О да, старина Майлс очень изменился. Ведь он был одним из самых веселых людей до того, как уехал в Кению, а теперь он уж больше не весел. В его глазах что-то мрачное. В нем нет жизни.
«Если бы меня спросили, — рассуждал с самим собой Маунтли, — как хотел бы Майлс отпраздновать свой первый вечер возвращения из Африки, у меня на этот счет были бы два ответа, и оба были бы правильны. Праздновать и праздновать! Так поступил бы тот славный парень, которым он когда-то был. Но не теперешний Майлс! Этот чем-то угнетен, и очень глубоко».
Нахмурив брови, он старался разгадать, что могло так изменить Майлса.
Тедди? Неужели — Тедди? До сих пор? Ведь он, несчастный мальчик, погиб почти год тому назад.
Маунтли перестал думать об этом; он ничего не мог бы сделать, если бы даже и проник в эту тайну, и, глубоко вздохнув, направился в посольство.

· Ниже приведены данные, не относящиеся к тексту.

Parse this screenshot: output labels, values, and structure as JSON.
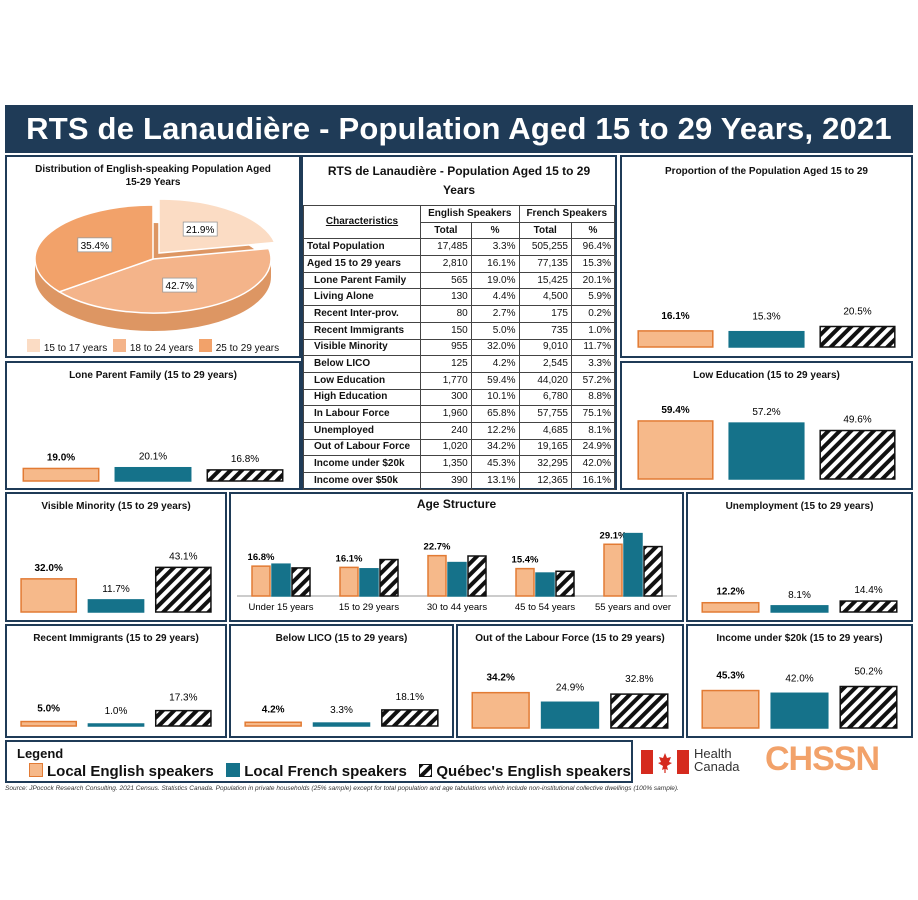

«Мне сейчас необходимо хорошо выпить и хорошо посмеяться», — решил он.
ГЛАВА VII
Лежа в своей комнате, в верхнем этаже одного из домов на Виктория-Род, Мегги-Анна прислушивалась, не слышно ли шума останавливающегося автомобиля или быстрых легких шагов, которые она, без сомнения, сразу бы узнала.
Все лампы в ее комнате горели; она любила видеть «все», по ее выражению, а «все» в данном случае означало фотографии мальчиков, начиная с их раннего детского возраста до последней моментальной фотографии Майлса, присланной ей из Кении несколько недель тому назад.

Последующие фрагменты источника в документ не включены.